New York City has felt the pain, too; while the spike in murders in America’s largest city hasn’t been as sharp as those in places like Philadelphia, Baltimore or Chicago, violent crime has risen acutely in the five boroughs nonetheless. In 2020, the number of shootings in New York more than doubled over 2019, and in 2021 they climbed further, to the highest figure in decades. The subways saw an especially troubling increase in mayhem.

Two recent stories paint a bleak picture. Thousands of New Yorkers and police officers flooded the streets of Midtown Manhattan last week to honor the memory of Jason Rivera, one of two officers shot during a routine domestic disturbance call. Wilbert Mora, the second murdered officer, will be laid to rest Wednesday.

In a story that got less national attention, 33-year-old Jessica Britt was stabbed to death at her Queens apartment building, allegedly by her neighbor Evelyn Cruz, known to residents as “the monster.” Cruz was previously given a menacing charge for threatening to cut a neighbor with a razor blade in 2019, and six months earlier reportedly slashed the neck of another. She got six months behind bars and was given a conditional discharge.

Swimming against the current

With all of this in mind — and that’s just a snapshot of one major city — White House press secretary Jen Psaki muddled her messaging during a podcast with her former Obama White House colleagues, claiming Fox News was operating in an “alternate universe” for calling Biden soft on crime. “What does that even mean, right?” she snarked.

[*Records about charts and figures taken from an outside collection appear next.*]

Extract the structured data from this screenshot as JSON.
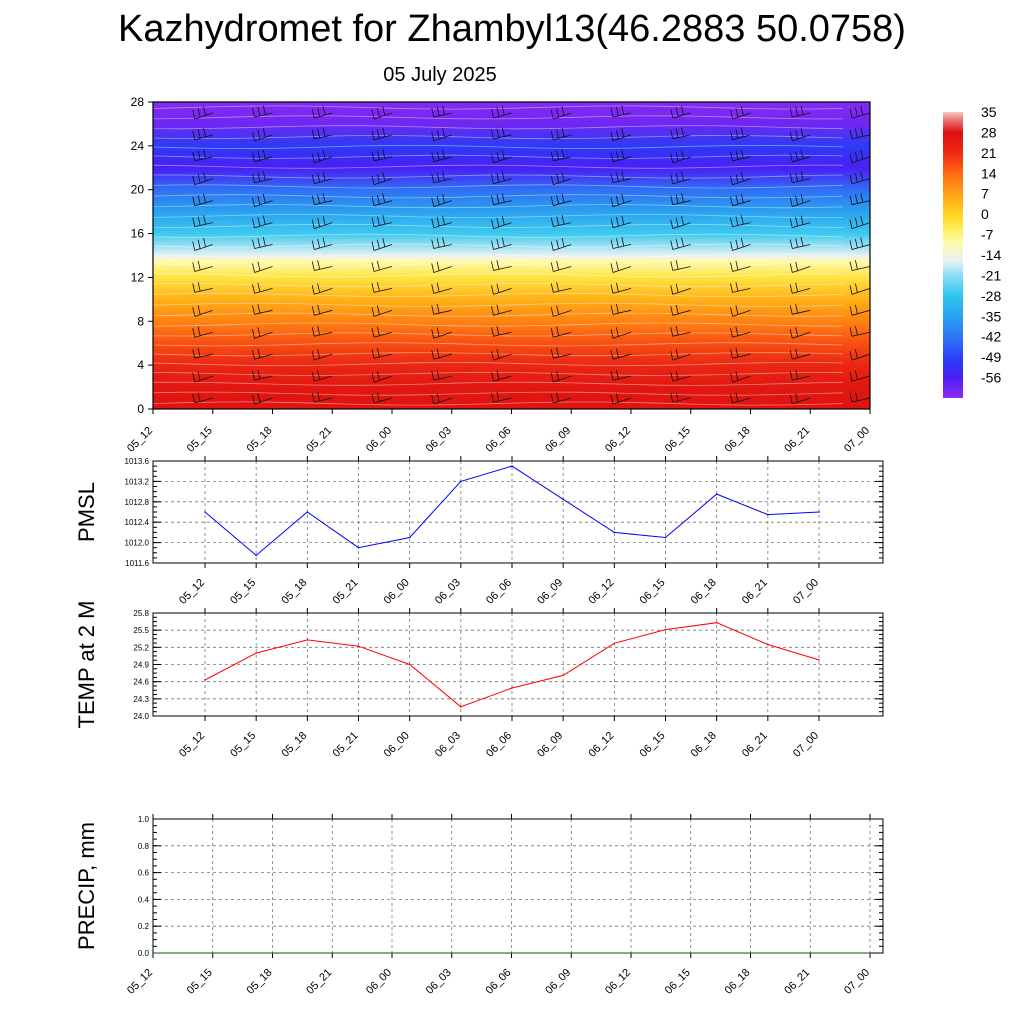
{
  "title": "Kazhydromet for Zhambyl13(46.2883 50.0758)",
  "subtitle": "05 July 2025",
  "time_labels": [
    "05_12",
    "05_15",
    "05_18",
    "05_21",
    "06_00",
    "06_03",
    "06_06",
    "06_09",
    "06_12",
    "06_15",
    "06_18",
    "06_21",
    "07_00"
  ],
  "colorbar": {
    "labels": [
      "35",
      "28",
      "21",
      "14",
      "7",
      "0",
      "-7",
      "-14",
      "-21",
      "-28",
      "-35",
      "-42",
      "-49",
      "-56"
    ],
    "min": -63,
    "max": 35
  },
  "chart_data": [
    {
      "type": "heatmap",
      "name": "upper-air-section",
      "ylim": [
        0,
        28
      ],
      "yticks": [
        "0",
        "4",
        "8",
        "12",
        "16",
        "20",
        "24",
        "28"
      ],
      "xticks": [
        "05_12",
        "05_15",
        "05_18",
        "05_21",
        "06_00",
        "06_03",
        "06_06",
        "06_09",
        "06_12",
        "06_15",
        "06_18",
        "06_21",
        "07_00"
      ],
      "temperature_profile": [
        {
          "level": 0,
          "value": 27
        },
        {
          "level": 2,
          "value": 26
        },
        {
          "level": 4,
          "value": 22
        },
        {
          "level": 6,
          "value": 17
        },
        {
          "level": 8,
          "value": 11
        },
        {
          "level": 10,
          "value": 5
        },
        {
          "level": 12,
          "value": -3
        },
        {
          "level": 13.5,
          "value": -10
        },
        {
          "level": 14,
          "value": -16
        },
        {
          "level": 16,
          "value": -27
        },
        {
          "level": 18,
          "value": -35
        },
        {
          "level": 20,
          "value": -43
        },
        {
          "level": 22,
          "value": -56
        },
        {
          "level": 24,
          "value": -50
        },
        {
          "level": 26,
          "value": -60
        },
        {
          "level": 28,
          "value": -62
        }
      ],
      "wind_barb_levels": [
        1,
        3,
        5,
        7,
        9,
        11,
        13,
        15,
        17,
        19,
        21,
        23,
        25,
        27
      ]
    },
    {
      "type": "line",
      "name": "pmsl",
      "ylabel": "PMSL",
      "color": "#0000ff",
      "ylim": [
        1011.6,
        1013.6
      ],
      "yticks": [
        "1011.6",
        "1012.0",
        "1012.4",
        "1012.8",
        "1013.2",
        "1013.6"
      ],
      "x": [
        "05_12",
        "05_15",
        "05_18",
        "05_21",
        "06_00",
        "06_03",
        "06_06",
        "06_09",
        "06_12",
        "06_15",
        "06_18",
        "06_21",
        "07_00"
      ],
      "values": [
        1012.6,
        1011.75,
        1012.6,
        1011.9,
        1012.1,
        1013.2,
        1013.5,
        1012.85,
        1012.2,
        1012.1,
        1012.95,
        1012.55,
        1012.6
      ]
    },
    {
      "type": "line",
      "name": "temp-2m",
      "ylabel": "TEMP at 2 M",
      "color": "#ff0000",
      "ylim": [
        24.0,
        25.8
      ],
      "yticks": [
        "24.0",
        "24.3",
        "24.6",
        "24.9",
        "25.2",
        "25.5",
        "25.8"
      ],
      "x": [
        "05_12",
        "05_15",
        "05_18",
        "05_21",
        "06_00",
        "06_03",
        "06_06",
        "06_09",
        "06_12",
        "06_15",
        "06_18",
        "06_21",
        "07_00"
      ],
      "values": [
        24.63,
        25.1,
        25.33,
        25.22,
        24.9,
        24.16,
        24.49,
        24.71,
        25.27,
        25.51,
        25.63,
        25.25,
        24.98
      ]
    },
    {
      "type": "line",
      "name": "precip",
      "ylabel": "PRECIP, mm",
      "color": "#006400",
      "ylim": [
        0.0,
        1.0
      ],
      "yticks": [
        "0.0",
        "0.2",
        "0.4",
        "0.6",
        "0.8",
        "1.0"
      ],
      "x": [
        "05_12",
        "05_15",
        "05_18",
        "05_21",
        "06_00",
        "06_03",
        "06_06",
        "06_09",
        "06_12",
        "06_15",
        "06_18",
        "06_21",
        "07_00"
      ],
      "values": [
        0,
        0,
        0,
        0,
        0,
        0,
        0,
        0,
        0,
        0,
        0,
        0,
        0
      ]
    }
  ]
}
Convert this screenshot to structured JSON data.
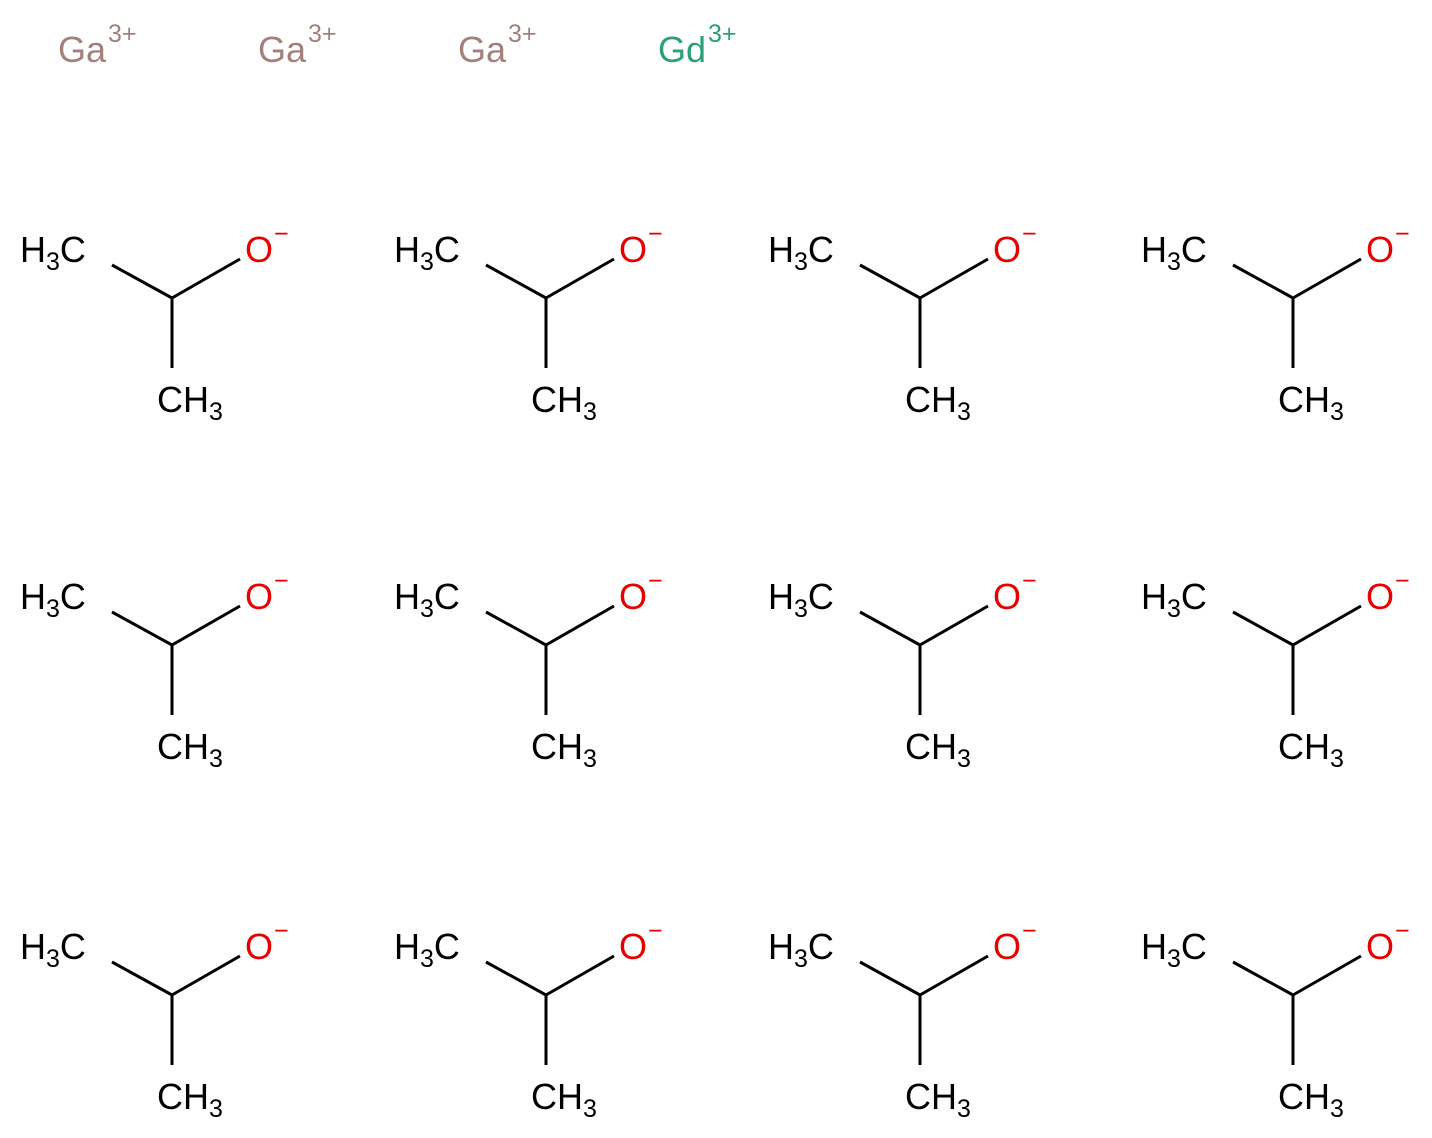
{
  "ions": [
    {
      "symbol": "Ga",
      "charge": "3+"
    },
    {
      "symbol": "Ga",
      "charge": "3+"
    },
    {
      "symbol": "Ga",
      "charge": "3+"
    },
    {
      "symbol": "Gd",
      "charge": "3+"
    }
  ],
  "molecules": [
    {
      "left": [
        "H",
        "3",
        "C"
      ],
      "oxygen": "O",
      "charge": "−",
      "bottom": [
        "C",
        "H",
        "3"
      ]
    },
    {
      "left": [
        "H",
        "3",
        "C"
      ],
      "oxygen": "O",
      "charge": "−",
      "bottom": [
        "C",
        "H",
        "3"
      ]
    },
    {
      "left": [
        "H",
        "3",
        "C"
      ],
      "oxygen": "O",
      "charge": "−",
      "bottom": [
        "C",
        "H",
        "3"
      ]
    },
    {
      "left": [
        "H",
        "3",
        "C"
      ],
      "oxygen": "O",
      "charge": "−",
      "bottom": [
        "C",
        "H",
        "3"
      ]
    },
    {
      "left": [
        "H",
        "3",
        "C"
      ],
      "oxygen": "O",
      "charge": "−",
      "bottom": [
        "C",
        "H",
        "3"
      ]
    },
    {
      "left": [
        "H",
        "3",
        "C"
      ],
      "oxygen": "O",
      "charge": "−",
      "bottom": [
        "C",
        "H",
        "3"
      ]
    },
    {
      "left": [
        "H",
        "3",
        "C"
      ],
      "oxygen": "O",
      "charge": "−",
      "bottom": [
        "C",
        "H",
        "3"
      ]
    },
    {
      "left": [
        "H",
        "3",
        "C"
      ],
      "oxygen": "O",
      "charge": "−",
      "bottom": [
        "C",
        "H",
        "3"
      ]
    },
    {
      "left": [
        "H",
        "3",
        "C"
      ],
      "oxygen": "O",
      "charge": "−",
      "bottom": [
        "C",
        "H",
        "3"
      ]
    },
    {
      "left": [
        "H",
        "3",
        "C"
      ],
      "oxygen": "O",
      "charge": "−",
      "bottom": [
        "C",
        "H",
        "3"
      ]
    },
    {
      "left": [
        "H",
        "3",
        "C"
      ],
      "oxygen": "O",
      "charge": "−",
      "bottom": [
        "C",
        "H",
        "3"
      ]
    },
    {
      "left": [
        "H",
        "3",
        "C"
      ],
      "oxygen": "O",
      "charge": "−",
      "bottom": [
        "C",
        "H",
        "3"
      ]
    }
  ]
}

But many have leveled the same complaint of Biden and Democrats, and voters are agreeing, at least according to polls. Democrats everywhere have struggled with balancing necessary and important policing and criminal justice reform with the reality that violent crime has surged.

In the summer of 2020, Washington Mayor Muriel Bowser marched in lockstep with demonstrators who were shouting what had become a new slogan: “Defund the police!” In 2021, she proposed cutting police budgets, in line with the demands of many progressives across the country.

In New York last month, Manhattan’s new District Attorney Alvin Bragg issued a memo calling for the non-prosecution of some minor crimes and no jail or prison time for many others. It’s drawn skepticism from some, including New York City Police Commissioner Keechant Sewell, and pushback from others, including Democrats like Rep. Gregory Meeks.

Swimming against the current in a Democratic mayoral primary last year, former police officer Eric Adams won by promising both proactive policing and reform. Now Mayor Adams has released a 15-page “Blueprint to End Gun Violence” that the New York Times said was “loathed by liberals.”

And former Long Island Rep. Thomas Suozzi, running for governor this year, is putting crime at the top of his agenda. In new campaign ads and press conferences, he sounds a lot more like a Republican than a typical New York Democrat.

These New York Democrats understand that responsible politicians can’t pretend that crime isn’t a real concern for voters, or that Republicans are simply inventing it the way they do other imaginary evils. It might be true that New York City is still far safer than it was in “the bad old days,” but that’s cold comfort for people victimized by crime or worried about being hurt.

In addition to endangering law enforcement and citizens alike, it’s also gifting the issue to people like Donald Trump, who will easily and effectively exploit it to his political advantage.

It’s good Biden is meeting with Adams. Because there’s no crime in admitting crime is real and worrisome to many voters all over the country. The more Democrats ignore it or insist it’s simply made up, the more Republicans will seize. And for once, they’ll be right to.

S.E. Cupp is the host of “S.E. Cupp Unfiltered” on CNN.